British publishing house

Verso Books (formerly New Left Books) is a publishing house based in London and New York City. Founded in 1970 by the staff of the New Left Review, it has Tariq Ali and Perry Anderson on its board of directors. According to its website, it is the largest independent, radical publishing house in the English-speaking world, publishing one hundred books a year. Harper's described it as "Anglo-America's preeminent radical press," and The Sunday Times called it "a rigorously intelligent publisher."

==Operations==
In 1970, Verso Books began as a paperback imprint of New Left Books and became its sole imprint. It established itself as a publisher of nonfiction works on international politics. Verso Books has also periodically published fiction over its history.

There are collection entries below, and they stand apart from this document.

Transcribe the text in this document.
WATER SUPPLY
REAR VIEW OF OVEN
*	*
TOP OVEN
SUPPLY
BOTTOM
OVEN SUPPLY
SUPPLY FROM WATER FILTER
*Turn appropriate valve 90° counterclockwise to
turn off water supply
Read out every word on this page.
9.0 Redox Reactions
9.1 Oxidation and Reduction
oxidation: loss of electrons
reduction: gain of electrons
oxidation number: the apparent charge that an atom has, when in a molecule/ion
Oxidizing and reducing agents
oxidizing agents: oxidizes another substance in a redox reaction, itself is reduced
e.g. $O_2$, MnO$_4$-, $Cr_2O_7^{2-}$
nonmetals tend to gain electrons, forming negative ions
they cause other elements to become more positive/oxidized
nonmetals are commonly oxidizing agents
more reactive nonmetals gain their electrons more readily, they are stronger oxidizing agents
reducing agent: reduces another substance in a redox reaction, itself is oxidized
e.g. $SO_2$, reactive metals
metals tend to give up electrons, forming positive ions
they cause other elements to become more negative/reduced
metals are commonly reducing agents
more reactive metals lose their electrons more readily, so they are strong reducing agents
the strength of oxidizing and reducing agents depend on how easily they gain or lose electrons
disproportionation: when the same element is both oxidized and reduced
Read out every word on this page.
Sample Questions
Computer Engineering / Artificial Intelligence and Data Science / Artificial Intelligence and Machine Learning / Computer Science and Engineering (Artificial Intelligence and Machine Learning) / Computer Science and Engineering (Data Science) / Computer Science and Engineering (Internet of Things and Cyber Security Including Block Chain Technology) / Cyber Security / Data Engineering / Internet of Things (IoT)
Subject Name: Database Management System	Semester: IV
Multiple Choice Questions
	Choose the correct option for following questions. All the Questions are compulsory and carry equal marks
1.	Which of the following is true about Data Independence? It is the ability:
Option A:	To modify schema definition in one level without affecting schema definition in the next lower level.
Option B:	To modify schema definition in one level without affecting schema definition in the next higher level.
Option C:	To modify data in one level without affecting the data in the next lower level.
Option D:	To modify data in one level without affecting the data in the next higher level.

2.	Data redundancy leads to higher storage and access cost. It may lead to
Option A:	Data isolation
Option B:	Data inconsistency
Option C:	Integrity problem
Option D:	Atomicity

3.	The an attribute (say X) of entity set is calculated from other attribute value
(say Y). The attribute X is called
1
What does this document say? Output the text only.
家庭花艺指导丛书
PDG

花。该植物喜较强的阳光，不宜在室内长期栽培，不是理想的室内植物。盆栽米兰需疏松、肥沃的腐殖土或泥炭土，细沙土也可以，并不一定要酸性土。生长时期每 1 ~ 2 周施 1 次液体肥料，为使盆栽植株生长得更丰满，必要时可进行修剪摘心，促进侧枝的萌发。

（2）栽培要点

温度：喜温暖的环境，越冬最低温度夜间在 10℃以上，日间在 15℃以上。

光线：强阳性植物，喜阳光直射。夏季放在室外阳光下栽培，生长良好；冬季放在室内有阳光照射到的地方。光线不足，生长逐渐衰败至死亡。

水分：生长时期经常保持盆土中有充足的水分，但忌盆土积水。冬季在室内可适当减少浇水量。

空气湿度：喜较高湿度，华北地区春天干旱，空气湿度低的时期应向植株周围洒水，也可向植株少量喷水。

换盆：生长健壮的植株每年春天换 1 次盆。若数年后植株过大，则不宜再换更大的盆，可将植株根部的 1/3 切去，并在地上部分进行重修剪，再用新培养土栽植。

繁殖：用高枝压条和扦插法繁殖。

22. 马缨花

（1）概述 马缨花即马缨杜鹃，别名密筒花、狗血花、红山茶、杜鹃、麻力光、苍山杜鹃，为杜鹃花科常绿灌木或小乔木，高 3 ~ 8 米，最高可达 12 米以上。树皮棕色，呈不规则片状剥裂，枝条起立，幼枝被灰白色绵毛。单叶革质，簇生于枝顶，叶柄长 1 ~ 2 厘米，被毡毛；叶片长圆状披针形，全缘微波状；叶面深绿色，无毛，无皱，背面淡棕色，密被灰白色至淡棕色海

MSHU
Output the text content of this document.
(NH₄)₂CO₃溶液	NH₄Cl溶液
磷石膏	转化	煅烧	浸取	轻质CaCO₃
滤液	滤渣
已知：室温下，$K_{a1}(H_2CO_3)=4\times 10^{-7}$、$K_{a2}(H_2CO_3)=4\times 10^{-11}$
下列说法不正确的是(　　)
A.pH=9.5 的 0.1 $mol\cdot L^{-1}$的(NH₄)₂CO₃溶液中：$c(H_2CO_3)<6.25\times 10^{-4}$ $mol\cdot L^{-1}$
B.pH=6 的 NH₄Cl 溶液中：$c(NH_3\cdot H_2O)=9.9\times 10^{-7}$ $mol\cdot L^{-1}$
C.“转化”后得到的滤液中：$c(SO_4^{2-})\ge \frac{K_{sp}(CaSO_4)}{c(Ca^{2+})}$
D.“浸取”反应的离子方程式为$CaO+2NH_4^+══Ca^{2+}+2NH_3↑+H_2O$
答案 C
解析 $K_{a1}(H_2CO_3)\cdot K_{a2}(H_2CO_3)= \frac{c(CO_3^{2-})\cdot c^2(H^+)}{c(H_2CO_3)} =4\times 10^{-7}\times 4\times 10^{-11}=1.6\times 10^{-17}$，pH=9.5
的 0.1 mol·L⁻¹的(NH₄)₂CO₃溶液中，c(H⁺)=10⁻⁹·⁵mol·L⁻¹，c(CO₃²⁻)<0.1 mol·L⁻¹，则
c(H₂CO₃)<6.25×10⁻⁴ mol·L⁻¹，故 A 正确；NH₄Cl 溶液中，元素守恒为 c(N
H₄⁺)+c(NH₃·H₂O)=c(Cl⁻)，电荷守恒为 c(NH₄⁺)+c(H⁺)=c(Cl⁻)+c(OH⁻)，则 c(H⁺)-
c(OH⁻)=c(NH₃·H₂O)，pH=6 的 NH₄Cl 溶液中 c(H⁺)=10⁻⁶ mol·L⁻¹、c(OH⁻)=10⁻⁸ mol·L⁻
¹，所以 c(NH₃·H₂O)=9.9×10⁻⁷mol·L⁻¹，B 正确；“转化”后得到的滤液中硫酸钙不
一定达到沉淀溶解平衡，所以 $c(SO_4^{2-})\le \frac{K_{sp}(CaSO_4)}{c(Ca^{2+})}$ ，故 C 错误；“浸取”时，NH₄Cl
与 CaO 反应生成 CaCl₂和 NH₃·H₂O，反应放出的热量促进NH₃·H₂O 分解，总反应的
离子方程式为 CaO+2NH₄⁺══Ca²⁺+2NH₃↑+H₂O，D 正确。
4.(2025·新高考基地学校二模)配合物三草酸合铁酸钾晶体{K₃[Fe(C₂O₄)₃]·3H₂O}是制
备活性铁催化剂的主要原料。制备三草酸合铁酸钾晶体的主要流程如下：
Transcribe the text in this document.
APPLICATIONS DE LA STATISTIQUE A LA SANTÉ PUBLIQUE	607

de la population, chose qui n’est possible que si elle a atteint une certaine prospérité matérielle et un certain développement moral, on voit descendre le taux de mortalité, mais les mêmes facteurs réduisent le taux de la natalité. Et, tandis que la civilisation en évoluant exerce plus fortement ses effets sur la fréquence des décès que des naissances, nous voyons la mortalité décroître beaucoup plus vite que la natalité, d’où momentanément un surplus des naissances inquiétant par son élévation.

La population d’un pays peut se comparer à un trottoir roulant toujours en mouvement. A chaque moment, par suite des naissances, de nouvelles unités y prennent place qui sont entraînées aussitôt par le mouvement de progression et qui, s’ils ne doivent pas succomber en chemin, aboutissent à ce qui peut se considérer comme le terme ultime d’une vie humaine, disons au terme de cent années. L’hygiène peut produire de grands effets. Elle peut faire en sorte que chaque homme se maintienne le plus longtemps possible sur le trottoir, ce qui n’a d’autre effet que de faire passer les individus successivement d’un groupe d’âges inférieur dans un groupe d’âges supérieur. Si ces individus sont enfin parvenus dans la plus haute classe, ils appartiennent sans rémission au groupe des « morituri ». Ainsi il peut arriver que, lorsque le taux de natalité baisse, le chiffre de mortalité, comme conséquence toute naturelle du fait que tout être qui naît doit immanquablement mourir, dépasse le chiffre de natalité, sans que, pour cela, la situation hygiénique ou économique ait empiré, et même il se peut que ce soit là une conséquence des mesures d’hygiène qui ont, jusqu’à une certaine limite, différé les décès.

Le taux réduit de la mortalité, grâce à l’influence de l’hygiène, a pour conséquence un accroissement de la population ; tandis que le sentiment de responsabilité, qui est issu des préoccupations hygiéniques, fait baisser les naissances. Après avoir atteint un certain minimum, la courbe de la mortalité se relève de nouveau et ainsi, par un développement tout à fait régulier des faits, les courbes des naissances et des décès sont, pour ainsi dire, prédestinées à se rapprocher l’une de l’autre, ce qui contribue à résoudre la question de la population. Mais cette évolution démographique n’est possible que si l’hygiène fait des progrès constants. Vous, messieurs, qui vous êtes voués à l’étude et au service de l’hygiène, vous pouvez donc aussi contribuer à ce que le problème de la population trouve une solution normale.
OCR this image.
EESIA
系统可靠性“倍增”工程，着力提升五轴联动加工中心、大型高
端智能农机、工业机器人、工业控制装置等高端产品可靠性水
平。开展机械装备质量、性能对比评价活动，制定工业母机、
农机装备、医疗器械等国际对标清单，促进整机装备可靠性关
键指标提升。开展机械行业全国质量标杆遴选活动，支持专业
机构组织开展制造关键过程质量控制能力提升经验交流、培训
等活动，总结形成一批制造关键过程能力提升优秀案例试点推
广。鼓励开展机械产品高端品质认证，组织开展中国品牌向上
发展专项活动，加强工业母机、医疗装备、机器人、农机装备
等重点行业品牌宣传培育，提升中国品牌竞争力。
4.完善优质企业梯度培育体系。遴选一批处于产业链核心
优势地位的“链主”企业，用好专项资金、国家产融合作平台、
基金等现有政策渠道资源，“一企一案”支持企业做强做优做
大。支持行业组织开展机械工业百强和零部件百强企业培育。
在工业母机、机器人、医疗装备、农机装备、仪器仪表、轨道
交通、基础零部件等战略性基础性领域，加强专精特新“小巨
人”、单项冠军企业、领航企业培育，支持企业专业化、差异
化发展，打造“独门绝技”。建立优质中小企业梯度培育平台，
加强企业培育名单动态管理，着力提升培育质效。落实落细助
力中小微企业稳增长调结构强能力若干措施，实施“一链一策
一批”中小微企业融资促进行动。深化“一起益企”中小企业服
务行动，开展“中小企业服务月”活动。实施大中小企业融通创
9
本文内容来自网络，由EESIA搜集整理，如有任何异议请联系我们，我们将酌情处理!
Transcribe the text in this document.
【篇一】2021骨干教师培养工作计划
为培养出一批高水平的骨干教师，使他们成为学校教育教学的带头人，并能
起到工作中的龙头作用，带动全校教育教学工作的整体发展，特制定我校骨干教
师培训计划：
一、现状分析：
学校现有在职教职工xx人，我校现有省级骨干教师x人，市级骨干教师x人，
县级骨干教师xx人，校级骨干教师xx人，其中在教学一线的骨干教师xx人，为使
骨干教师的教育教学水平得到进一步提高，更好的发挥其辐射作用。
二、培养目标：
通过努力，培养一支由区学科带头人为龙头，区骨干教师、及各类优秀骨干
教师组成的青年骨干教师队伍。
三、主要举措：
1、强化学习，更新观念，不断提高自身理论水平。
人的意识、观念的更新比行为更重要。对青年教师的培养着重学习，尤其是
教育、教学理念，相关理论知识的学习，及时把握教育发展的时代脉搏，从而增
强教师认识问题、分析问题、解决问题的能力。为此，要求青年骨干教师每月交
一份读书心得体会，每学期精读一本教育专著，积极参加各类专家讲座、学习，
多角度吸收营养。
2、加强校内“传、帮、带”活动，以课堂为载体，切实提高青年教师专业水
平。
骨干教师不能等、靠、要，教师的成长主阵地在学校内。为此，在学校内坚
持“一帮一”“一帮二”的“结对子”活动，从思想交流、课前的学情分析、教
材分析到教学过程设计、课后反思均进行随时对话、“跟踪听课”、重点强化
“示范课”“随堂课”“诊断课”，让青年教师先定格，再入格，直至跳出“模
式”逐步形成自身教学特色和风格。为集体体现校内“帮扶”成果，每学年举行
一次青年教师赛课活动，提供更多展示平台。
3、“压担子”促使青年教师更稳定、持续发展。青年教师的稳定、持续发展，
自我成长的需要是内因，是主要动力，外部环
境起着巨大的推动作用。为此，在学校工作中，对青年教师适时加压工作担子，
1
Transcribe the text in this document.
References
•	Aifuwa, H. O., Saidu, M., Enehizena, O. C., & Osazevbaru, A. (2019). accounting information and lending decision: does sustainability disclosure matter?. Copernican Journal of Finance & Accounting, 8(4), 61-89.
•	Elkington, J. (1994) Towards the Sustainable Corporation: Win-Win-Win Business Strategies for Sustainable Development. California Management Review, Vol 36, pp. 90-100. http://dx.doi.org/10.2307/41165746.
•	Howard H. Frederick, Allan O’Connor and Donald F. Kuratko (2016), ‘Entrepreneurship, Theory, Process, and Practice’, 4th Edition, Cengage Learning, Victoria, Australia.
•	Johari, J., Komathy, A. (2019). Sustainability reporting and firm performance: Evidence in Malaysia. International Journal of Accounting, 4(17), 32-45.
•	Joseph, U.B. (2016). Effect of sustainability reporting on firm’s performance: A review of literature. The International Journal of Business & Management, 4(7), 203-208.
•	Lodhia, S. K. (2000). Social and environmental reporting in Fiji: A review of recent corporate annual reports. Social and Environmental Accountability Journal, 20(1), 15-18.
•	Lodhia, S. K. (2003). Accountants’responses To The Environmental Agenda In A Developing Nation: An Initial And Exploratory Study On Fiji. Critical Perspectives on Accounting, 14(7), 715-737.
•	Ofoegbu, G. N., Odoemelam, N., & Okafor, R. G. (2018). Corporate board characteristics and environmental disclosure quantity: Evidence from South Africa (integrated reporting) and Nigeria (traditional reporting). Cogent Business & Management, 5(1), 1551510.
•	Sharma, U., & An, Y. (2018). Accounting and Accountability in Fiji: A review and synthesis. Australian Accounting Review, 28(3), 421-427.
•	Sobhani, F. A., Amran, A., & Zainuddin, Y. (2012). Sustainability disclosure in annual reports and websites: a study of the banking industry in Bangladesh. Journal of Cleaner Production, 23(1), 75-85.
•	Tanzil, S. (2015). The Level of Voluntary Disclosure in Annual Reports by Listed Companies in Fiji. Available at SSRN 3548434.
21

On 8 April 2014 Verso began bundling DRM-free ebooks with print purchases made through its website. Verso's managing director and US publisher, Jacob Stevens, stated that he expected the new offer on the Verso website to contribute £200,000 to the publisher's revenue in its first year helping to "shake up how publishers relate to their readership, and help to support independent publishing".

In 2019, Verso Books launched a dedicated fiction imprint, Verso Fiction. The fiction editor, Cian McCourt, said, "We want to publish bold, intelligent writing that's politically astute, but not dogmatic or charmless." In an article titled "The best (and worst) fiction books of 2023", The Telegraph said of the imprint, "But the gem has been Verso, our closest thing to a mainstream radical publisher. It’s building one of Britain’s most interesting fiction lists."

Verso Books titles are distributed in the United States by Penguin Random House.

The publishing house hosts many events in the United States and the UK, focusing on radical politics and history.

As of 2020, it had two offices (one in the United States and one in the United Kingdom) with a total of 29 employees.

===Sexual harassment grievance===

In 2021, Verso was publicly accused of poorly handling an internal sexual harassment grievance brought by a former publicist employed in the company's US office against its long-time publisher, Jacob Stevens. She described the incident in a Medium piece thus: "He then said, of my hiring, 'We needed someone nice to look at in the office besides Wes.'” She claims that this remark caused severe depression and self-harm. The board of directors responded with a public apology and updates on their sexual harassment policy. However, they likewise maintain that their procedures were properly followed, as determined by an independent review.

===Marston Book Services bankruptcy===

In September 2024, Verso launched a crowdfunding campaign via the website Kickstarter, in response to the bankruptcy of its UK distributor, Marston Book Services. UK-based United Independent Distributors, of which Marston was a subsidiary, had entered administration on 25 July 2024.

Verso expected that the revenue crowdfunding campaign would allow it to publish its planned Autumn 2024 catalogue and pay for expenses as it transitioned to a new distribution arrangement with Macmillan Distribution.

==Publications==
The publisher gained early recognition for translations of books by European thinkers and Continental philosophy, especially those from the Frankfurt School, and its affiliation with Marxist and neo-Marxist writers. Verso Books' best-selling title is the autobiography of Rigoberta Menchú, who was awarded the Nobel Peace Prize in 1992.

Verso has published books by Tariq Ali, Benedict Anderson, Robin Blackburn, Judith Butler, Noam Chomsky, C.L.R James, Mike Davis, Norman Finkelstein, Fredric Jameson, John Roberts, Edward Said, Max Shachtman, Rebecca Solnit, Nick Srnicek, Paul Feyerabend, Ellen Meiksins Wood, and Slavoj Žižek. Updated translations of Jean Baudrillard, Régis Debray, Jürgen Habermas, Rigoberta Menchú, and Paul Virilio have also been published through Verso.

By 2020, Verso Books had published over 1,800 titles.